Beau succès de la collection des « Intégrales » des classiques Dupuis, la reprise des aventures de Tif et Tondu en est déjà à son dixième volume. Will est toujours au dessin (et au sommet de son art) et Desberg, au scénario, obtient enfin l'autorisation de reprendre le personnage du méchant absolu : Monsieur Choc. 

La figure de ce bandit distingué, en smoking, heaume d'acier cachant son visage, a été créé par Rosy. Après une longue éclipse, il revient donner un peu de piquant aux enquêtes du barbu et du chauve. Un dossier d'une vingtaine de pages, signé Didier Pasamonik, explique les conditions de cette reprise et les difficultés de l'époque des éditions Dupuis. Reste le plaisir des yeux : les femmes de Will, grandes, filiformes, les yeux en amandes et les lèvres pulpeuses. Un régal qui n'a pas pris une ride.

« Tif et Tondu, l'intégrale » (tome 10), Dupuis, 19,95 € 

mercredi 28 septembre 2011

BD - Marie-Antoinette, « La reine fantôme» de Rodolphe et Goetzinger

Annie Goetzinger, pour une fois, fait une infidélité à son scénariste préféré (Pierre Christin) pour un roman graphique écrit par Rodolphe. Une passion commune des fantômes leur a inspiré cette histoire de femme peintre habitée par le spectre de Marie-Antoinette. C'est en peignant le décor bucolique des jardins du Trianon que Maud de Brunhoe découvre ses talents de médium. 

Dès lors elle sera toujours accompagnée par le fantôme de la reine décapitée. Un esprit qui ne peut plus trouver le repos éternel et qui découvre avec étonnement la vie culturelle française de ces années 30 foisonnantes. Un récit de femmes permettant à la dessinatrice de l'Agence Hardy de signer des planches en couleurs directes d'une grande beauté.

« Marie-Antoinette, la reine fantôme », Dargaud, 14,95 € 

mardi 27 septembre 2011

BD - « La fille de Paname » ou la vie tumultueuse de Casque d'or


Nom : Elie, prénom : Amélie, surnom : Casque d'or. Laurent Galandon (scénario) et Kas (dessin) retracent la vie de la célèbre figure des rues parisiennes dans « La fille de Paname ». Amélie, fille de blanchisseuse, belle et audacieuse, ne veut pas de la vie miséreuse de sa mère. 

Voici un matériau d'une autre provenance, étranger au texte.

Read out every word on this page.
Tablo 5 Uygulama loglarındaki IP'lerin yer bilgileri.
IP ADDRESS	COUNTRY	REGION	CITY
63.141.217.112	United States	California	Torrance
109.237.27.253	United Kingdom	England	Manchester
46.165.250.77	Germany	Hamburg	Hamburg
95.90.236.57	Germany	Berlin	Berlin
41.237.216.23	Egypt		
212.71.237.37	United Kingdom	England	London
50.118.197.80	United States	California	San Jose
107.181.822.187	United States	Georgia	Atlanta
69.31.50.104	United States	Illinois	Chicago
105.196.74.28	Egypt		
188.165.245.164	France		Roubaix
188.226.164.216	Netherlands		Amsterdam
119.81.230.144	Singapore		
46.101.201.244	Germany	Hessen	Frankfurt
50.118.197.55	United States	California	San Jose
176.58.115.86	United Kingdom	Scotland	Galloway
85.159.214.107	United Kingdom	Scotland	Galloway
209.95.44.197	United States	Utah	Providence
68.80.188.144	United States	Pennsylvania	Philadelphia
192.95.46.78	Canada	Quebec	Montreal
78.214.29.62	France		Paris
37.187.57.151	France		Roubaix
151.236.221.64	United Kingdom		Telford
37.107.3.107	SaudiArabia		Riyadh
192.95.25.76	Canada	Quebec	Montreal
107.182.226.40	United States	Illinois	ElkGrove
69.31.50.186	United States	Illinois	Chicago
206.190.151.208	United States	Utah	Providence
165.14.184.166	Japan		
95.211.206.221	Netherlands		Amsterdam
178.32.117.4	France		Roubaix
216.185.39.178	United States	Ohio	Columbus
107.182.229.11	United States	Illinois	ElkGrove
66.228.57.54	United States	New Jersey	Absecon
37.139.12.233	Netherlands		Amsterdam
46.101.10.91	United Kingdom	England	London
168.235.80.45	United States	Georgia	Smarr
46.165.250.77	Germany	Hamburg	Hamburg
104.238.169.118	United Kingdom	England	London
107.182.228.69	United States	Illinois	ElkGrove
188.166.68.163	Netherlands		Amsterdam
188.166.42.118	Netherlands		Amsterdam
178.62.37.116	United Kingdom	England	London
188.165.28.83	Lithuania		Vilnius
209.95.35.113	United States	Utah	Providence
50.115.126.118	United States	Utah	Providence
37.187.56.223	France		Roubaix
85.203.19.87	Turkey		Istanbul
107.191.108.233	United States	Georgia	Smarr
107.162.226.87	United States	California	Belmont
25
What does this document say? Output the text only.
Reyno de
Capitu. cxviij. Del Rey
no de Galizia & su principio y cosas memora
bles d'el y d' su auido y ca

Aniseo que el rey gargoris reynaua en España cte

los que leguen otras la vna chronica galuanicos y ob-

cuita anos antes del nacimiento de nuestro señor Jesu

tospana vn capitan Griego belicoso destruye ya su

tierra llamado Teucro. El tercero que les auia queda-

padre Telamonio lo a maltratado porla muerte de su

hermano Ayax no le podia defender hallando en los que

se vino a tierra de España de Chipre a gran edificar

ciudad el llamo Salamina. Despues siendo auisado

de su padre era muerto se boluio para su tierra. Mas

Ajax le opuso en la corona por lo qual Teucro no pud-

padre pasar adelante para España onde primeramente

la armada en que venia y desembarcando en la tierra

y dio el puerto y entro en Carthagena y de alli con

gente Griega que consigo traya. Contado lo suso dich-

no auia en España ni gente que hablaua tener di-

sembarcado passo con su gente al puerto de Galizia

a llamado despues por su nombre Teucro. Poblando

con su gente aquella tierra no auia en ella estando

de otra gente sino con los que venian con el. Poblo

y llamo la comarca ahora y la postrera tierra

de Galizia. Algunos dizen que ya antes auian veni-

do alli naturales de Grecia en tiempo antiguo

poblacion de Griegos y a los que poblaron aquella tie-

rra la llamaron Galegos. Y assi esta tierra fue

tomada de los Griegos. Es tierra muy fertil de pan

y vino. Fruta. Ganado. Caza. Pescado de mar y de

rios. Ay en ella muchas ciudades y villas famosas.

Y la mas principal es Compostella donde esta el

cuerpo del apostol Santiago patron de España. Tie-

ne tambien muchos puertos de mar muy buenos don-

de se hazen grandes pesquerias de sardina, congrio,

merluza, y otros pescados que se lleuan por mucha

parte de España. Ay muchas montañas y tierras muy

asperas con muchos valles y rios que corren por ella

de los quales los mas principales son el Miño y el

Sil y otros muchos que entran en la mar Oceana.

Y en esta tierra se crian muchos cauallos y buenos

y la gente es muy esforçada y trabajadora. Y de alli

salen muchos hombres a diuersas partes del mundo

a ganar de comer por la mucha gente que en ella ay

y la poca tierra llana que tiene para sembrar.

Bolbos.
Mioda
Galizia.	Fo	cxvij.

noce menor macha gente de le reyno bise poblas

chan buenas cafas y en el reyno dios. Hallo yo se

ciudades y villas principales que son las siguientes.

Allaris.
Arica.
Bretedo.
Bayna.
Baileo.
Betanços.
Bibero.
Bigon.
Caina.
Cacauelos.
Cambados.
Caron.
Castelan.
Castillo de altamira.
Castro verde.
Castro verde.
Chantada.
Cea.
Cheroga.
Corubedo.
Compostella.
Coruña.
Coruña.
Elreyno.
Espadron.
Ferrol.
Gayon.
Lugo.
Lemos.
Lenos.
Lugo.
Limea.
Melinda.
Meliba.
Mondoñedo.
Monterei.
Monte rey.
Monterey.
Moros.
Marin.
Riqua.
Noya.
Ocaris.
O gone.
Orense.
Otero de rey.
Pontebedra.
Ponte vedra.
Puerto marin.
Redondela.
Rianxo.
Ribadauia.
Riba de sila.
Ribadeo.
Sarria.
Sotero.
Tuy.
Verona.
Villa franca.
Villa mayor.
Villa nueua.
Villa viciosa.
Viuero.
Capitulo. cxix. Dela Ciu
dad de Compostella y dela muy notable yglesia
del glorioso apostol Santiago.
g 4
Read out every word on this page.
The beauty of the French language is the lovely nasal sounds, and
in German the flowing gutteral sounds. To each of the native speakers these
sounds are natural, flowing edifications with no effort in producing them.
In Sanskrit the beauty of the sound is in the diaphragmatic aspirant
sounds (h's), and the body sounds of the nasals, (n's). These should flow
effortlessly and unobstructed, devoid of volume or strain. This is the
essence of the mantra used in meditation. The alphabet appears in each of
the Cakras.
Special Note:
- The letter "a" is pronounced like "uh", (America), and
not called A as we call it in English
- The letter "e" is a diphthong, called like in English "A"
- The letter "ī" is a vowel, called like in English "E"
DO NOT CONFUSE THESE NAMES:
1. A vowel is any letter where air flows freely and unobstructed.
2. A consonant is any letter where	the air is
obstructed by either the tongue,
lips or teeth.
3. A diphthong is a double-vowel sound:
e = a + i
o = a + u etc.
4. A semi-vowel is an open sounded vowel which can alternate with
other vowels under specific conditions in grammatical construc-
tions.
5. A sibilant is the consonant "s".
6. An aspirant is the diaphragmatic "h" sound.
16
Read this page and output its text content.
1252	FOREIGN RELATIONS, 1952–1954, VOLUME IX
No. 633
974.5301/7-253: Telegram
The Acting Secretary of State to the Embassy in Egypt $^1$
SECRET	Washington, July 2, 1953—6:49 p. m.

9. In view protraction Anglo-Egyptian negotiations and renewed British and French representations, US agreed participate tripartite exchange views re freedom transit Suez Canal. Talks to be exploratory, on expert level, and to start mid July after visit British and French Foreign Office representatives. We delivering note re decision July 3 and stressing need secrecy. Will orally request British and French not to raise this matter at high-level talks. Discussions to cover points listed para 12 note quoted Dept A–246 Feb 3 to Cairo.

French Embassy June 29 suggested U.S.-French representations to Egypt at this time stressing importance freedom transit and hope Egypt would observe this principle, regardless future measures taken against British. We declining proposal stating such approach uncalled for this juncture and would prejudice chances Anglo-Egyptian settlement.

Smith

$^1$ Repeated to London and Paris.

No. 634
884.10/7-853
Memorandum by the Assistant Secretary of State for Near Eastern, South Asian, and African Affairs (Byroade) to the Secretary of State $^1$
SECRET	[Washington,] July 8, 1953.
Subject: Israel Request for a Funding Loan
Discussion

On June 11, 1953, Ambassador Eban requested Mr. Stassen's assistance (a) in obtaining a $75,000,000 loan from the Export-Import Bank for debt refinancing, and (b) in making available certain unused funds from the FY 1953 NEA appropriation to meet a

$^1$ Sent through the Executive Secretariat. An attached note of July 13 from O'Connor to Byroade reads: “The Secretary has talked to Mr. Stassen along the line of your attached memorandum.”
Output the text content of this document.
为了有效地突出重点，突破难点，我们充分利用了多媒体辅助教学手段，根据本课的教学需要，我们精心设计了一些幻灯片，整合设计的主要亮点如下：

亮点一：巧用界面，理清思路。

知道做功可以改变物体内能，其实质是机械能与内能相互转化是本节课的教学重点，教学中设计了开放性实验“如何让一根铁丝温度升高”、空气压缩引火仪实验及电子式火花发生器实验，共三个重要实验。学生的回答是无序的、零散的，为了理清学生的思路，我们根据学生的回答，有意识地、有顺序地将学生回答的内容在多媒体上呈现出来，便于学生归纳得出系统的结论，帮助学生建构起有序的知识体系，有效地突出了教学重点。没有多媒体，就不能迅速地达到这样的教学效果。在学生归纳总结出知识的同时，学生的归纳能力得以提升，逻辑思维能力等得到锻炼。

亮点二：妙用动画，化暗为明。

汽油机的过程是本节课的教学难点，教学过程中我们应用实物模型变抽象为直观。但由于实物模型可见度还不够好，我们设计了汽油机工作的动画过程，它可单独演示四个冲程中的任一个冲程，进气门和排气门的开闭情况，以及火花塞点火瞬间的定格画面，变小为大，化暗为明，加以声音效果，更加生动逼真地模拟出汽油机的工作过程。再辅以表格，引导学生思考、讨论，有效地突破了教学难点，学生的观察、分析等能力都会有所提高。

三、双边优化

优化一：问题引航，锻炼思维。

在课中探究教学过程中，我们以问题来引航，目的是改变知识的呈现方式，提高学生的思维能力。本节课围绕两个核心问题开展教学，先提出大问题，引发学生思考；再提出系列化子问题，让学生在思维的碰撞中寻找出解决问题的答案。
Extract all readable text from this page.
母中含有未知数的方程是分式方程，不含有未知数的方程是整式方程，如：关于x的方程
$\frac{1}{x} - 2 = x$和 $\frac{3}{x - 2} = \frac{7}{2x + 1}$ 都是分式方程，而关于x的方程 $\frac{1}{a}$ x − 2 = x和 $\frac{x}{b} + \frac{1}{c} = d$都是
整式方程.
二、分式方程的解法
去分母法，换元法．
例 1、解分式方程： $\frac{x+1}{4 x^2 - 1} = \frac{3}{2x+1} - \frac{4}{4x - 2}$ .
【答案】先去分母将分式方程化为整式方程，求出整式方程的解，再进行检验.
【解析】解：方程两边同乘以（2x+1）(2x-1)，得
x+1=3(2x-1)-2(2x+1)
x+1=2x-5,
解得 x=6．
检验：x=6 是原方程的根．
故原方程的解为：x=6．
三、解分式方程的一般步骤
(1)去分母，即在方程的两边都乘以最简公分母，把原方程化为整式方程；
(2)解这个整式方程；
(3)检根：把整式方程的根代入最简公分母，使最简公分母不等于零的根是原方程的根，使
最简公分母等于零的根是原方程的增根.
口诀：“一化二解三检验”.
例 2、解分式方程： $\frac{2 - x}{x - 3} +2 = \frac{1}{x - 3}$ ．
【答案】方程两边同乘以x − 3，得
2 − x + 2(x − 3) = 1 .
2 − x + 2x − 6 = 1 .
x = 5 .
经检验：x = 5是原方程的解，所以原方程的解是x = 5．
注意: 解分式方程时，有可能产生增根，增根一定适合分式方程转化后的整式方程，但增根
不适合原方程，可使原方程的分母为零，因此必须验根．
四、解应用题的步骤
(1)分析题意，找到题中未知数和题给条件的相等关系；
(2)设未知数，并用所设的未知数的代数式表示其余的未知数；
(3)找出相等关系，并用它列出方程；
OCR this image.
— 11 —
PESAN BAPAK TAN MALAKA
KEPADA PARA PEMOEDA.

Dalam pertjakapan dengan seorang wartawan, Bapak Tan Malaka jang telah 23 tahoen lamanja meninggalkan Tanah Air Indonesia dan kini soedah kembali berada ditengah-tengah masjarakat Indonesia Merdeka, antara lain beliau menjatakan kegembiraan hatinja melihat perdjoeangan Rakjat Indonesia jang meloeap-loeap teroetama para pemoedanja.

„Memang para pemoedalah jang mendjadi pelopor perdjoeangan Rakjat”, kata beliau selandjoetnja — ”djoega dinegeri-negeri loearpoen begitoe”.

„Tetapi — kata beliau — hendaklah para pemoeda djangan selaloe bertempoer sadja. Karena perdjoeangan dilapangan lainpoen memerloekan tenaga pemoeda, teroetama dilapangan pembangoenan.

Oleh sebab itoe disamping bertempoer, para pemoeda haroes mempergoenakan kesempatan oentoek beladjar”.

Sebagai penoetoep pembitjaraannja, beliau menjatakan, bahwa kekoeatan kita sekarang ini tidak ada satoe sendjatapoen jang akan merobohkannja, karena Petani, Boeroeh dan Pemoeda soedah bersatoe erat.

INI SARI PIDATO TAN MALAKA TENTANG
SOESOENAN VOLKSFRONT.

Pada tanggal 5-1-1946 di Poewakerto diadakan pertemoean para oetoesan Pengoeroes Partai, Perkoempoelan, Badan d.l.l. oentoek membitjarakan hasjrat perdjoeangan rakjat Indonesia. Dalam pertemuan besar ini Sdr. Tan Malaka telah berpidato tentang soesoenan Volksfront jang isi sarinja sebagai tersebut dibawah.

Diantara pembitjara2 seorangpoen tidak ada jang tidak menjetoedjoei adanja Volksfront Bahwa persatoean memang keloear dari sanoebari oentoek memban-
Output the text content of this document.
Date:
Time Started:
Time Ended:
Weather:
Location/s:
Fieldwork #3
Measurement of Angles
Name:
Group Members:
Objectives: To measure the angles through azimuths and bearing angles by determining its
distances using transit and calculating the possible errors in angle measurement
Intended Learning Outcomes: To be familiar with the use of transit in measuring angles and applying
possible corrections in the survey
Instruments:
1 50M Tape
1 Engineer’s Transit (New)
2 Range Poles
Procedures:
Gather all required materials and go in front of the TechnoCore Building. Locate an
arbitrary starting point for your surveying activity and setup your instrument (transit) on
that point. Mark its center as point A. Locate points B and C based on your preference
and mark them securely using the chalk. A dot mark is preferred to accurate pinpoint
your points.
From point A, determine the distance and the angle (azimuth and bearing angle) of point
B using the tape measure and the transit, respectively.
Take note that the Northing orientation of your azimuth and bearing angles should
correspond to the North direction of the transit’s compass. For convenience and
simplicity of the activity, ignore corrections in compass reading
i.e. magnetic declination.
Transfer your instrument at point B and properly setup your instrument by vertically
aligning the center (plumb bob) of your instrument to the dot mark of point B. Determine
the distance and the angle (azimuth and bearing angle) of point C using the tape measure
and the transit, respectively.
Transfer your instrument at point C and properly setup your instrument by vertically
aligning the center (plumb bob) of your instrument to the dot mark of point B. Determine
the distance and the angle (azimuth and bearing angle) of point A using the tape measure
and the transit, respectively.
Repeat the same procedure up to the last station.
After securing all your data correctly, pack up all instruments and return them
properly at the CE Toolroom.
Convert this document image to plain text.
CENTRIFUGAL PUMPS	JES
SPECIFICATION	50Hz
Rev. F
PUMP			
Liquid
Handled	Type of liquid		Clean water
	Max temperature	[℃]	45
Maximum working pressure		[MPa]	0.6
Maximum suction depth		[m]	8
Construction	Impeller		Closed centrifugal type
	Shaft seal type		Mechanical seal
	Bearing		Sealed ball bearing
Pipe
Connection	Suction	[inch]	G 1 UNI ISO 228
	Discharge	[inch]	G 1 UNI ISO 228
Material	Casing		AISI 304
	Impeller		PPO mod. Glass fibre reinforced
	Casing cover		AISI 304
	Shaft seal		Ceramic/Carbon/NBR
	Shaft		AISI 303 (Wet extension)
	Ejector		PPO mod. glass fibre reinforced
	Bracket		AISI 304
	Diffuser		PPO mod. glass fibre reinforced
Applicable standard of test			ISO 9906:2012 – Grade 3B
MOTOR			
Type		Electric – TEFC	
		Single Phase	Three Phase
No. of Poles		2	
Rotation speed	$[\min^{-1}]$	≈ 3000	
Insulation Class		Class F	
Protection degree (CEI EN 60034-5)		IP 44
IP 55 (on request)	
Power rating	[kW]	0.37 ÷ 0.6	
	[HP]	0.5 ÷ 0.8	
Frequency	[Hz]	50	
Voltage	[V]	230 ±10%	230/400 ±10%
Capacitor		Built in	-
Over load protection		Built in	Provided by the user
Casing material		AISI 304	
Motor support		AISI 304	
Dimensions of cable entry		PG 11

Tombée amoureuse de Matelot, serrurier de son état, elle le quittera quand il voudra se marier avec elle et avoir des enfants. Amélie ne veut pas d'une vie normale. En rencontrant la Belle-Hélène, tapineuse de son état, elle découvre un nouvel amour et un métier plein d'avenir. Casque d'or vient de naître, avec son cortège de clients, de souteneurs et de malheurs. 

Une BD d'une qualité graphique indéniable, au service d'une histoire entre joies et larmes.